Lokasi Pabrik Terendam Banjir, PT VDNI Kurangi Produksi Hingga 20 Persen

Redaksi

KONAWE – Akibat lokasi pabrik tergenang banjir, PT Virtue Dragon Nickel Industry (VDNI) bakal mengurangi produksi veronickel hingga 20 persen, selama masa bencana banjir yang juga turut merendam sebagian besar wilayah Konawe.

Diungkapkan General Manager PT VDNI Rusmin Abdul Gani, akibat banjir ini akses menuju kawasan pabrik juga tergenang air, sehingga menyulitkan karyawan pabrik untuk beraktifitas.

“Kondisi pabrik saat ini tergenang air, dan juga akses menuju pabrik terputus akibat banjir sehingga sebagian besar karyawan tidak bisa masuk untuk bekerja,” jelas Rusmin, pada mediakendari.com, Rabu (12/6/2019).

Dengan kondisi tersebut, kata Rusmin, setelah dirinya melakukan pertemuan dengan Presiden Direktur PT VDNI Tony Zhou, maka diputuskan untuk mengurangi produksi hingga 20 persen.

“Jika kondisi bencana ini terus berlanjut, ada kemungkinan seluruh aktifitas produksi di PT VDNI kemungkinan di stop, dan ini akan berdampak pada kerugian yang sangat besar yang akan VDNI alami,” ungkapnya.

Untuk itu, Ia berharap Pemerintah Provinsi dan Daerah bisa bersama dengan PT VDNI untuk menangani bencana banjir yang saat ini melanda, khususnya pada penanganan akses jalan.

“Mari bersama untuk membenahi khususnya akses jalan provinsi, sehingga kendaraan untuk distribusi logistik, serta karyawan bisa masuk dan tidak terhambat,” tambahnya.

Rusmin juga menjelaskan, atas bencana banjir yang melanda wilayah Pabrik, yang berdudukan di Kecamatan Morosi, Kabupaten Konawe ini, pihaknya telah menurunkan dua alat berat.

“Satu unit eksavator untuk membantu penanganan jembatan yang terputus, sedangkan yang satunya di akses jalan alternatif.
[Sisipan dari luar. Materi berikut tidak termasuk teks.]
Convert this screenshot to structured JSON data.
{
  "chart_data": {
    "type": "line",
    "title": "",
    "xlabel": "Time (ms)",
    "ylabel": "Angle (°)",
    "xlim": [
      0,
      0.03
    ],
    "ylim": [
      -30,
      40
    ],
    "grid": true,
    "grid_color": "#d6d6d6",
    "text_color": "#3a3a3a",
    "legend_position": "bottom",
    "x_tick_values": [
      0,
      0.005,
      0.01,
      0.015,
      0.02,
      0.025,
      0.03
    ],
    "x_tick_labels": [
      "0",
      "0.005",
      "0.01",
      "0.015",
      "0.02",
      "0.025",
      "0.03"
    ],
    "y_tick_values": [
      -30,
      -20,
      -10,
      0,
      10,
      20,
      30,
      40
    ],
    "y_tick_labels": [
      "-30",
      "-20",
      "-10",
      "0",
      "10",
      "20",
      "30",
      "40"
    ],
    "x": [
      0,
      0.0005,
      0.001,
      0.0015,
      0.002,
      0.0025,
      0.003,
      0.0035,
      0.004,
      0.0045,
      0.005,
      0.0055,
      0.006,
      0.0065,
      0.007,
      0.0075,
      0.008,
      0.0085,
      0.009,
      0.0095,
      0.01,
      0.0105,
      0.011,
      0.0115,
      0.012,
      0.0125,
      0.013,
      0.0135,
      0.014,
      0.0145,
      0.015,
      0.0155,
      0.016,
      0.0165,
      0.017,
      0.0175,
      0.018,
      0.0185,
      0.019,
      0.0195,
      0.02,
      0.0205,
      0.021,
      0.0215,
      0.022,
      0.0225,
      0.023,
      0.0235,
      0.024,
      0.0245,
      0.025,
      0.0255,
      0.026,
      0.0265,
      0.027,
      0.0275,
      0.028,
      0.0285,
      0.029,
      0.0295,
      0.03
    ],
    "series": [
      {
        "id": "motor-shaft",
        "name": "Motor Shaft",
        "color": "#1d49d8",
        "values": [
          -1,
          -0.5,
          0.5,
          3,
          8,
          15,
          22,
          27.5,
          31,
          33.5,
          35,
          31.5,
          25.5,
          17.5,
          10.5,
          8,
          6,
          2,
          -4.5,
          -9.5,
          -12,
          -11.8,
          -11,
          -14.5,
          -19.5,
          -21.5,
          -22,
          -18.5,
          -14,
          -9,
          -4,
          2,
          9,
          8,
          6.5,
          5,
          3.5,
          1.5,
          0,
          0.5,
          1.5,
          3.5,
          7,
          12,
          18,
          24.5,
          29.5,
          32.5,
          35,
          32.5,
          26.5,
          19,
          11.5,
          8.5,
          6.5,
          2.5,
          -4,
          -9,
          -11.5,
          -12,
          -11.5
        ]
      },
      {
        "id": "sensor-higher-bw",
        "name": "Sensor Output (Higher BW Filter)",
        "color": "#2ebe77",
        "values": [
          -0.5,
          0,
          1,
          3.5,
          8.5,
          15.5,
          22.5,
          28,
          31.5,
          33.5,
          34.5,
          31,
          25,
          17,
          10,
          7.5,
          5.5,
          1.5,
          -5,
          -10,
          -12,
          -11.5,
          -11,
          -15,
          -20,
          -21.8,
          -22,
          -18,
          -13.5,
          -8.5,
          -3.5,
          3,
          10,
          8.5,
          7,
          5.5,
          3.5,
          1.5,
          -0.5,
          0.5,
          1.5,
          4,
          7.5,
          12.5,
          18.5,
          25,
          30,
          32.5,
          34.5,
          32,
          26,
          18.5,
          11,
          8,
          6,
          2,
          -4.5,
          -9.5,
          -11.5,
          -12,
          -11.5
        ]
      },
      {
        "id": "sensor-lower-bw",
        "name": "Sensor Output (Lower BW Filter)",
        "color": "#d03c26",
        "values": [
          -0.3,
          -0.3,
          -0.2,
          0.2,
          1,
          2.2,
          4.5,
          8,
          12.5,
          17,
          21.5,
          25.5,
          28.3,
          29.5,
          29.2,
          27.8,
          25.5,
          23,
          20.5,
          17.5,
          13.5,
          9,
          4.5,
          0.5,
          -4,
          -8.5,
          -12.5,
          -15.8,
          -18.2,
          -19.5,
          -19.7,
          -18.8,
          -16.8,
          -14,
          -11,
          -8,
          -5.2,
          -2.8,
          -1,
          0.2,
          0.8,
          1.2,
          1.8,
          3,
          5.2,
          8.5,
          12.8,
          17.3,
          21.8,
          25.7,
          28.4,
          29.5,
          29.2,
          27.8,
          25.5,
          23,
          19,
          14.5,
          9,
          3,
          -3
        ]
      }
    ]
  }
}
Jadi dari sisi teknis kita sudah membantu pemerintah untuk memperbaiki akses jalan,” terangnya.

Selain itu, lanjutnya, melalui yayasan ‘Andrew and Tony Foundation’ milik Presiden Direktur PT VDNI Tony Zhou, juga telah disalurkan bantuan sebesar Rp 100 juta untuk pembelian bahan makanan dan minuman.

Baca Juga :

“Bantuan ini disalurkan bagi warga dan karyawan yang tinggal disekitar pabrik yang juga turut menjadi korban banjir,” tambahnya.

Ia juga menjelaskan, saat ini pihaknya tengah fokus pada penanganan banjir di lingkungan perusahaan, karena membutuhkan perhatian serius tidak hanya selama banjir tapi juga pasca banjir.

“Atas bencana yang terjadi, kami juga menjadi korban dengan kondisi yang cukup parah juga, sehingga kami harus mengurangi produksi hingga 20 persen, karena akses terhambat dan bahkan karyawan tidak bisa masuk kerja,” ujarnya.

Untuk itu, kata Rusmin, pihaknya baru akan fokus pada penanganan banjir diluar kawasan perusahaan setelah permasalahan akibat banjir di internal perusahaan bisa tertangani dan pabrik bisa beroperasi seperti biasa.

“Untuk penanganan banjir diluar kawasan perusahaan kami belum bisa terlalu fokus, sampai penanganan banjir di pabrik bisa teratasi dan bisa beroperasi kembali,” pungkasnya.